Марк Ротко, художник, разговаривает с Томасом Хессом, главным редактором «Арт ньюс», и с Фрэнком О'Харой, музейным работником, который пишет стихи и грустные пьесы. Разговор идет о том, как забавно Хеди Ламарр… тогда как раз был день рождения Хеди Ламарра… в общем, о том, каким забавным был день рождения Хеди Ламарра, когда все они оказались в студии Франца Клайна.

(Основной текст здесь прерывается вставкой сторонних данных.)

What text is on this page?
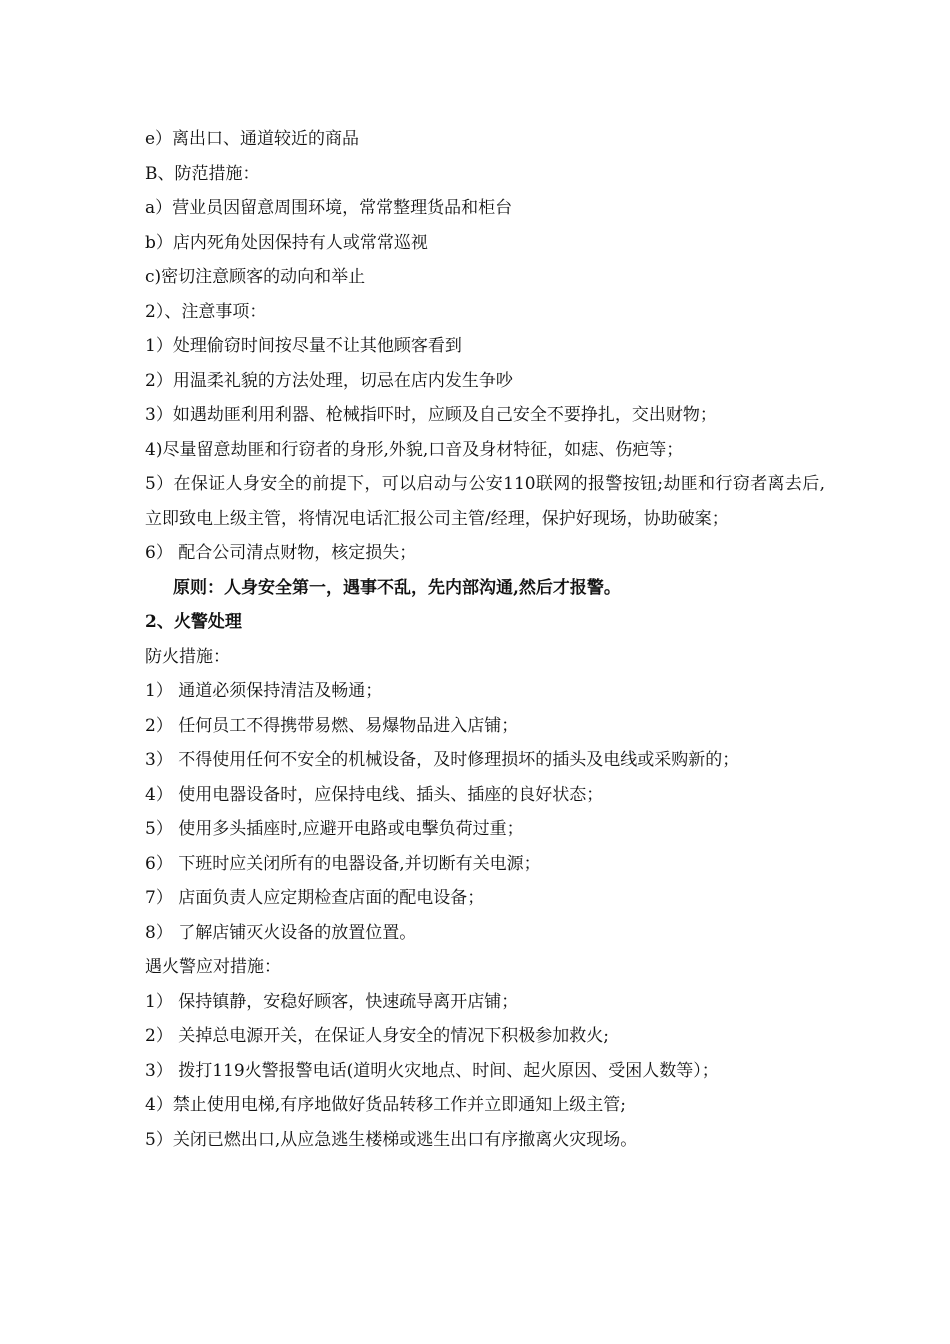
e）离出口、通道较近的商品
B、防范措施：
a）营业员因留意周围环境，常常整理货品和柜台
b）店内死角处因保持有人或常常巡视
c)密切注意顾客的动向和举止
2）、注意事项：
1）处理偷窃时间按尽量不让其他顾客看到
2）用温柔礼貌的方法处理，切忌在店内发生争吵
3）如遇劫匪利用利器、枪械指吓时，应顾及自己安全不要挣扎，交出财物；
4)尽量留意劫匪和行窃者的身形,外貌,口音及身材特征，如痣、伤疤等；
5）在保证人身安全的前提下，可以启动与公安110联网的报警按钮;劫匪和行窃者离去后,立即致电上级主管，将情况电话汇报公司主管/经理，保护好现场，协助破案；
6） 配合公司清点财物，核定损失；
原则：人身安全第一，遇事不乱，先内部沟通,然后才报警。
2、火警处理
防火措施：
1） 通道必须保持清洁及畅通；
2） 任何员工不得携带易燃、易爆物品进入店铺；
3） 不得使用任何不安全的机械设备，及时修理损坏的插头及电线或采购新的；
4） 使用电器设备时，应保持电线、插头、插座的良好状态；
5） 使用多头插座时,应避开电路或电擊负荷过重；
6） 下班时应关闭所有的电器设备,并切断有关电源；
7） 店面负责人应定期检查店面的配电设备；
8） 了解店铺灭火设备的放置位置。
遇火警应对措施：
1） 保持镇静，安稳好顾客，快速疏导离开店铺；
2） 关掉总电源开关，在保证人身安全的情况下积极参加救火;
3） 拨打119火警报警电话(道明火灾地点、时间、起火原因、受困人数等）；
4）禁止使用电梯,有序地做好货品转移工作并立即通知上级主管;
5）关闭已燃出口,从应急逃生楼梯或逃生出口有序撤离火灾现场。
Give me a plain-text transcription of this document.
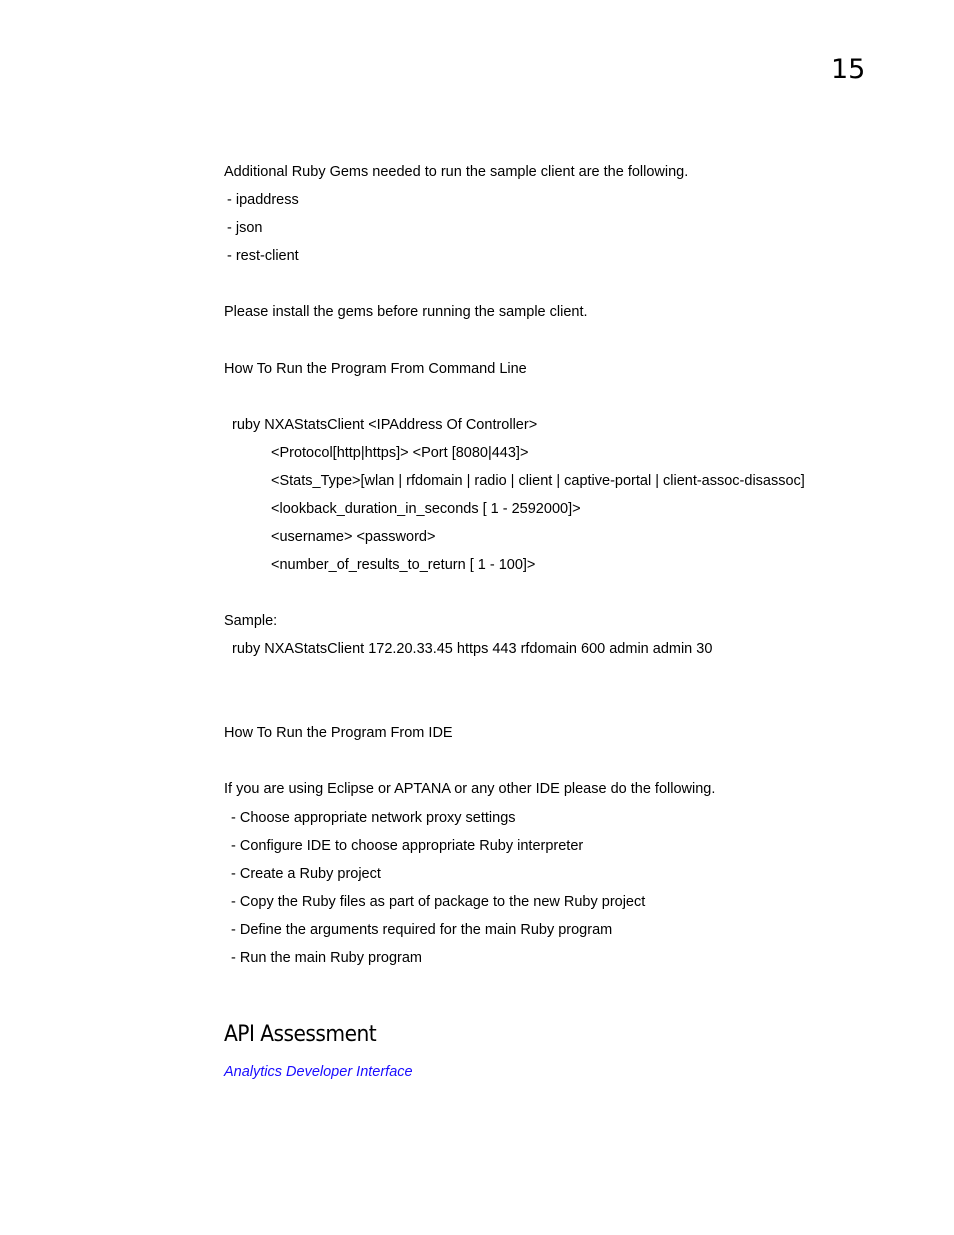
15
Additional Ruby Gems needed to run the sample client are the following.
- ipaddress
- json
- rest-client
Please install the gems before running the sample client.
How To Run the Program From Command Line
ruby NXAStatsClient <IPAddress Of Controller>
<Protocol[http|https]> <Port [8080|443]>
<Stats_Type>[wlan | rfdomain | radio | client | captive-portal | client-assoc-disassoc]
<lookback_duration_in_seconds [ 1 - 2592000]>
<username> <password>
<number_of_results_to_return [ 1 - 100]>
Sample:
ruby NXAStatsClient 172.20.33.45 https 443 rfdomain 600 admin admin 30
How To Run the Program From IDE
If you are using Eclipse or APTANA or any other IDE please do the following.
- Choose appropriate network proxy settings
- Configure IDE to choose appropriate Ruby interpreter
- Create a Ruby project
- Copy the Ruby files as part of package to the new Ruby project
- Define the arguments required for the main Ruby program
- Run the main Ruby program
API Assessment
Analytics Developer Interface
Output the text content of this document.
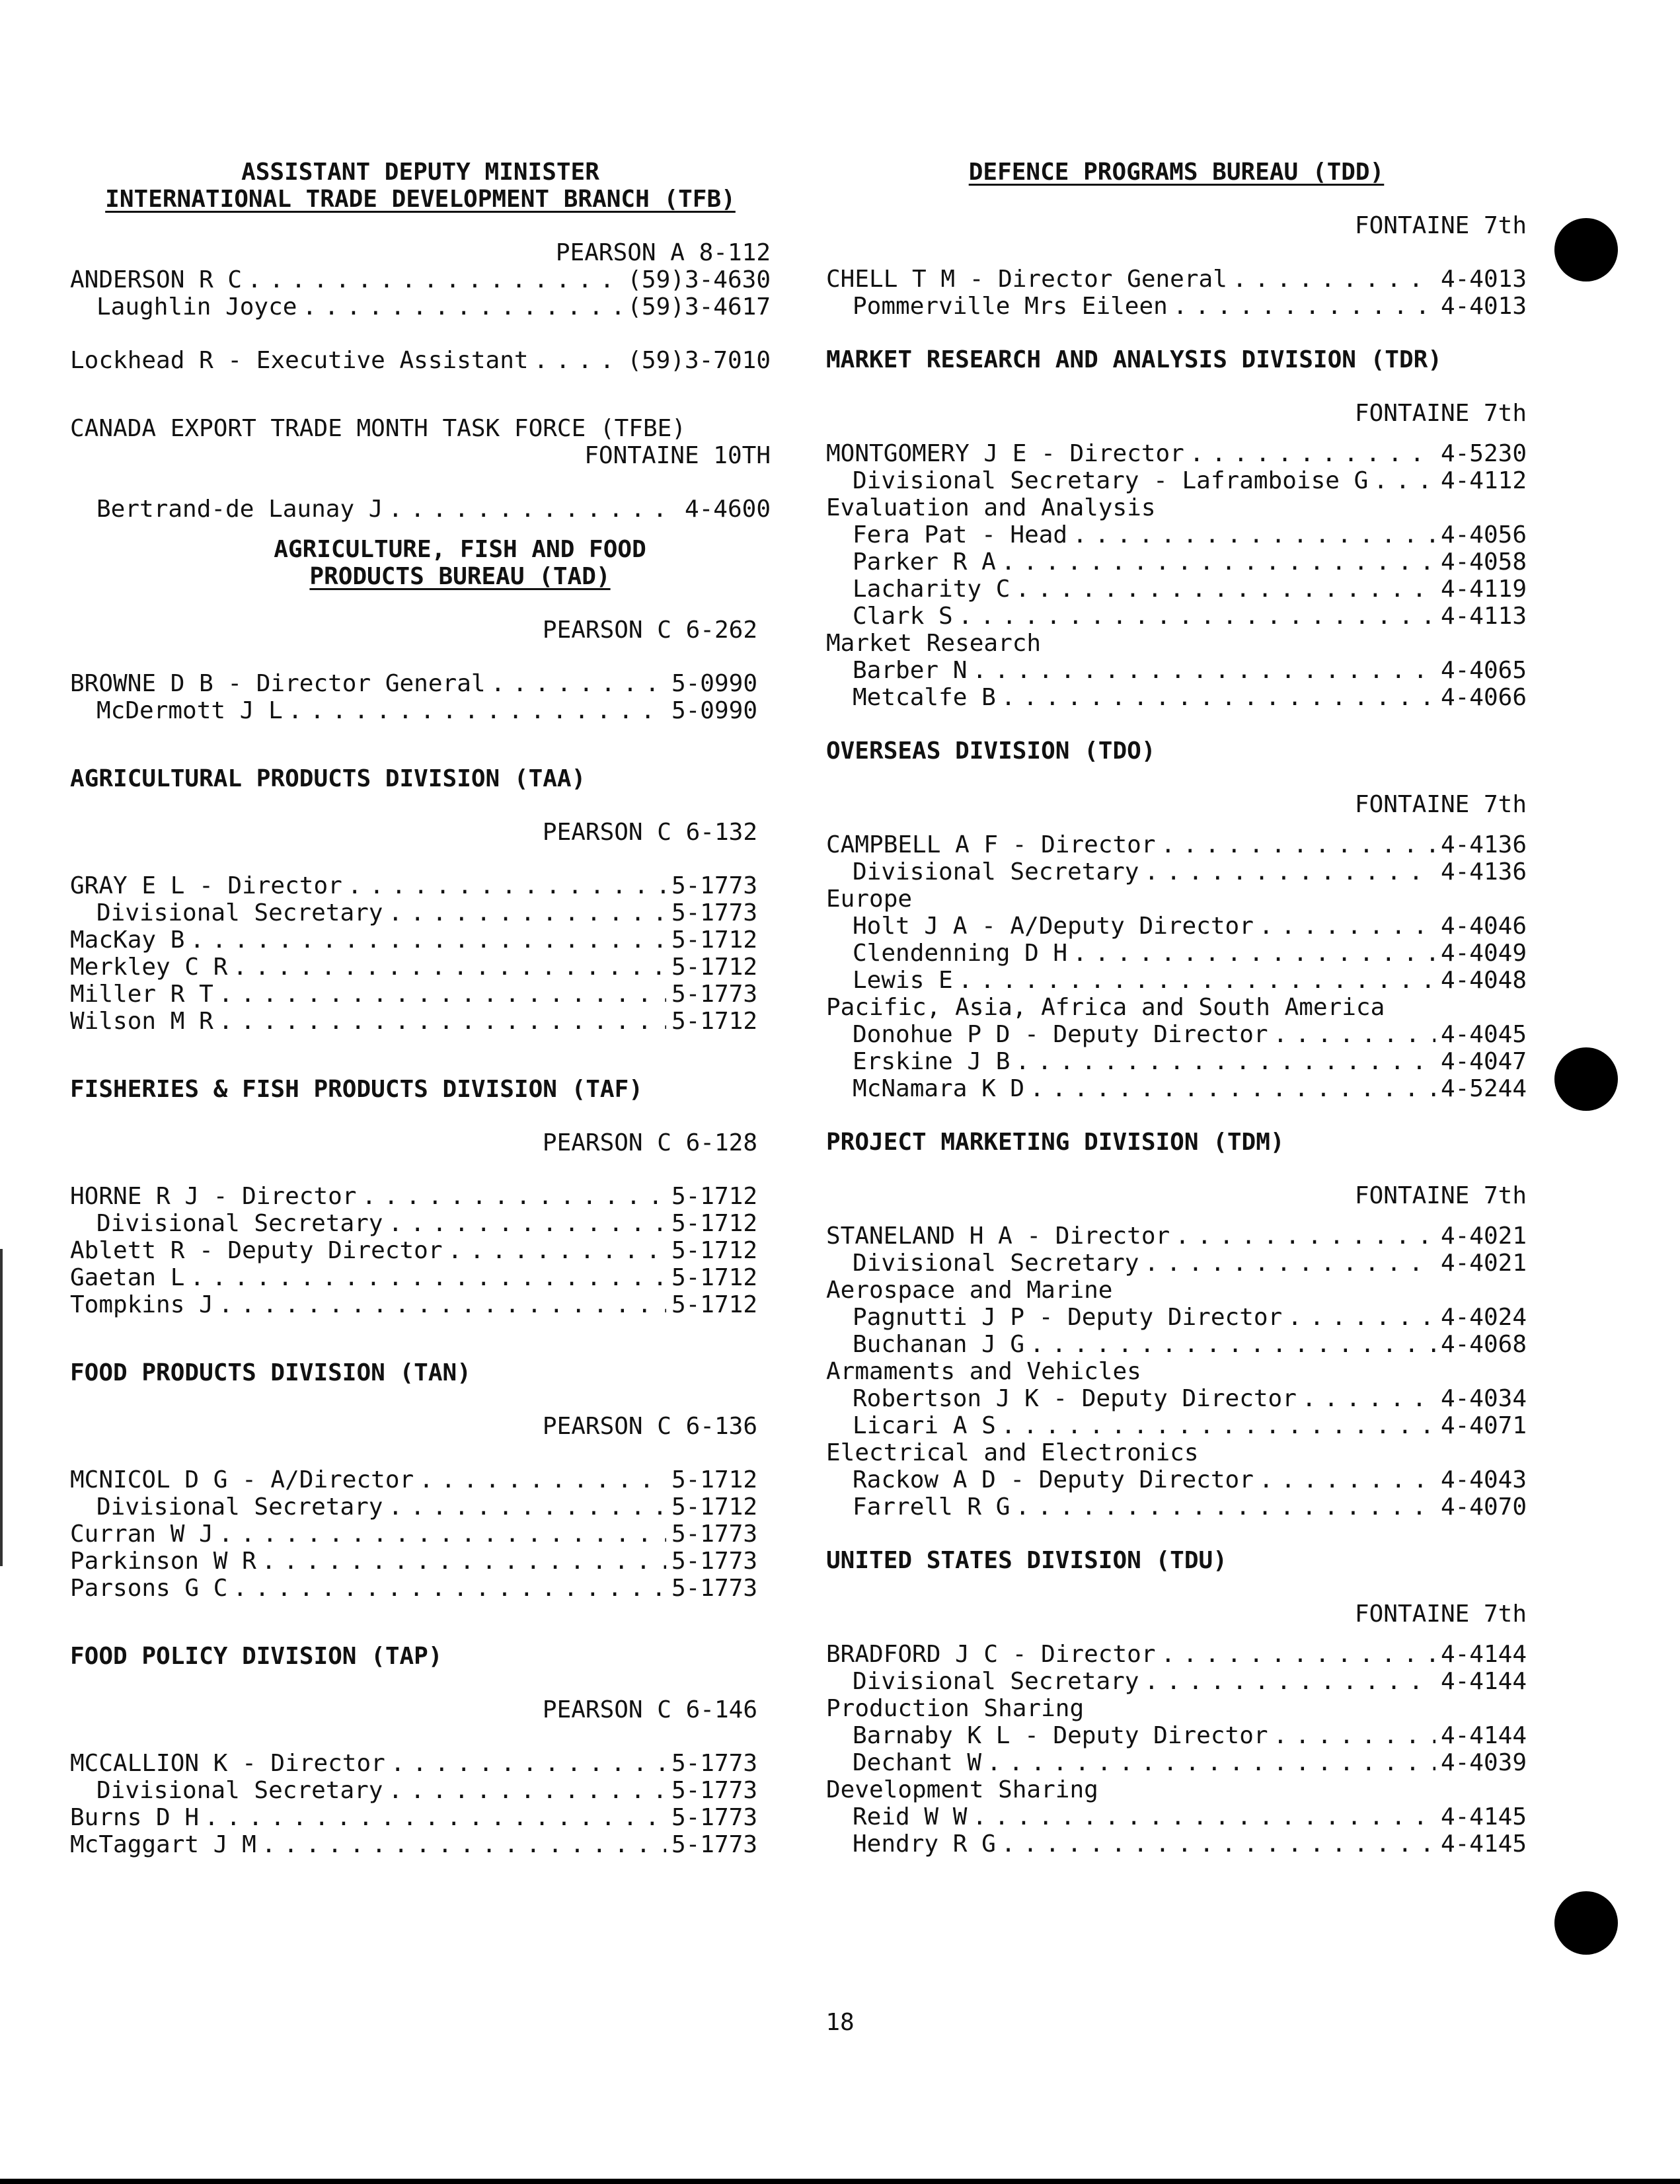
ASSISTANT DEPUTY MINISTER
INTERNATIONAL TRADE DEVELOPMENT BRANCH (TFB)
PEARSON A 8-112
ANDERSON R C . . .	(59)3-4630
Laughlin Joyce . . .	(59)3-4617
Lockhead R - Executive Assistant . . .	(59)3-7010
CANADA EXPORT TRADE MONTH TASK FORCE (TFBE)
FONTAINE 10TH
Bertrand-de Launay J . . .	4-4600
AGRICULTURE, FISH AND FOOD
PRODUCTS BUREAU (TAD)
PEARSON C 6-262
BROWNE D B - Director General . . .	5-0990
McDermott J L . . .	5-0990
AGRICULTURAL PRODUCTS DIVISION (TAA)
PEARSON C 6-132
GRAY E L - Director . . .	5-1773
Divisional Secretary . . .	5-1773
MacKay B . . .	5-1712
Merkley C R . . .	5-1712
Miller R T . . .	5-1773
Wilson M R . . .	5-1712
FISHERIES & FISH PRODUCTS DIVISION (TAF)
PEARSON C 6-128
HORNE R J - Director . . .	5-1712
Divisional Secretary . . .	5-1712
Ablett R - Deputy Director . . .	5-1712
Gaetan L . . .	5-1712
Tompkins J . . .	5-1712
FOOD PRODUCTS DIVISION (TAN)
PEARSON C 6-136
MCNICOL D G - A/Director . . .	5-1712
Divisional Secretary . . .	5-1712
Curran W J . . .	5-1773
Parkinson W R . . .	5-1773
Parsons G C . . .	5-1773
FOOD POLICY DIVISION (TAP)
PEARSON C 6-146
MCCALLION K - Director . . .	5-1773
Divisional Secretary . . .	5-1773
Burns D H . . .	5-1773
McTaggart J M . . .	5-1773
DEFENCE PROGRAMS BUREAU (TDD)
FONTAINE 7th
CHELL T M - Director General . . .	4-4013
Pommerville Mrs Eileen . . .	4-4013
MARKET RESEARCH AND ANALYSIS DIVISION (TDR)
FONTAINE 7th
MONTGOMERY J E - Director . . .	4-5230
Divisional Secretary - Laframboise G . . .	4-4112
Evaluation and Analysis
Fera Pat - Head . . .	4-4056
Parker R A . . .	4-4058
Lacharity C . . .	4-4119
Clark S . . .	4-4113
Market Research
Barber N . . .	4-4065
Metcalfe B . . .	4-4066
OVERSEAS DIVISION (TDO)
FONTAINE 7th
CAMPBELL A F - Director . . .	4-4136
Divisional Secretary . . .	4-4136
Europe
Holt J A - A/Deputy Director . . .	4-4046
Clendenning D H . . .	4-4049
Lewis E . . .	4-4048
Pacific, Asia, Africa and South America
Donohue P D - Deputy Director . . .	4-4045
Erskine J B . . .	4-4047
McNamara K D . . .	4-5244
PROJECT MARKETING DIVISION (TDM)
FONTAINE 7th
STANELAND H A - Director . . .	4-4021
Divisional Secretary . . .	4-4021
Aerospace and Marine
Pagnutti J P - Deputy Director . . .	4-4024
Buchanan J G . . .	4-4068
Armaments and Vehicles
Robertson J K - Deputy Director . . .	4-4034
Licari A S . . .	4-4071
Electrical and Electronics
Rackow A D - Deputy Director . . .	4-4043
Farrell R G . . .	4-4070
UNITED STATES DIVISION (TDU)
FONTAINE 7th
BRADFORD J C - Director . . .	4-4144
Divisional Secretary . . .	4-4144
Production Sharing
Barnaby K L - Deputy Director . . .	4-4144
Dechant W . . .	4-4039
Development Sharing
Reid W W . . .	4-4145
Hendry R G . . .	4-4145
18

Хеди Ламарр, Марк Ротко и все-все-все сейчас мысленно пребывают в нью-йоркской студии Франца Клайна. А Эдлай, леди Берд, Хантингтон, Николь, Мэрион, Стюард, Зейди, Кэти и опять-таки все-все-все стоят на террасе Музея современного искусства. Такое положение дел вовсе не кажется необычным. Вполне возможно, лет шестьдесят тому назад было время, когда Ренуар шел себе по дороге и вдруг сталкивался с Сезанном, который ковылял по дороге ему навстречу, с трудом таща под мышкой здоровенную картину с какими-то там купальщицами, так что один угол картины бороздил дорожную пыль. Привет, сказал Ренуару Сезанн, а затем сообщил ему о том, что тащит этих купальщиц одному тяжелобольному другу, которому они очень понравились. Существует предельно дохлая надежда на то, что какие-то подобные богемные события происходят и прямо сейчас. Сегодня Роберт Раушенберг уже пару лет занимается кое-какими картинами-комиксами, ныне известными как поп-арт. И вот, пожалуйста, одетый в смокинг, он сидит на почетном месте в Музее современного искусства, а вокруг него поднимают самую настоящую шумиху Эдлай, леди Берд, Николь и все прочие. Сегодня мир искусства в Нью-Йорке, мир знаменитостей, мир общественности, агентов по печати и рекламе, репортеров из отделов светской хроники, модных дизайнеров, декораторов интерьера, а также прочих верховных жрецов и глашатаев, объединенных Искусством, представляет собой особое, возвышенное место. Искусство (и в особенности Музей современного искусства) стало центром социальной добродетели, вполне сравнимым с Епископальной церковью в Шорт-Хиллсе. Люди, о которых идет речь, смотрят на открытие новой художественной галереи точно так же, как они прежде смотрели на театральные премьеры. Сегодня они считают театральную примеру чересчур бледным событием – по крайней мере, если это не «Гамлет» с Ричардом Бартоном в главной роли. Зато эти галереи! Порой две, три или сразу несколько галерей объединяются и организуют выставку работ какого-нибудь крупного художника. Например, Пикассо весной 1962 года или прошлой весной – Брака. Картины, созданию которых творец посвятил всю свою жизнь, делятся между галереями поровну, и грандиозное открытие подобной выставки напоминает сигнал для сбора скота: весь народ начинает гуртами носиться из одной галереи в другую, то выруливая на Мэдисон-авеню, то снова с нее сворачивая, прилепляя друг другу на щеки «социальные поцелуи» и освещая себе дорогу стопятидесятиваттными глазными яблоками.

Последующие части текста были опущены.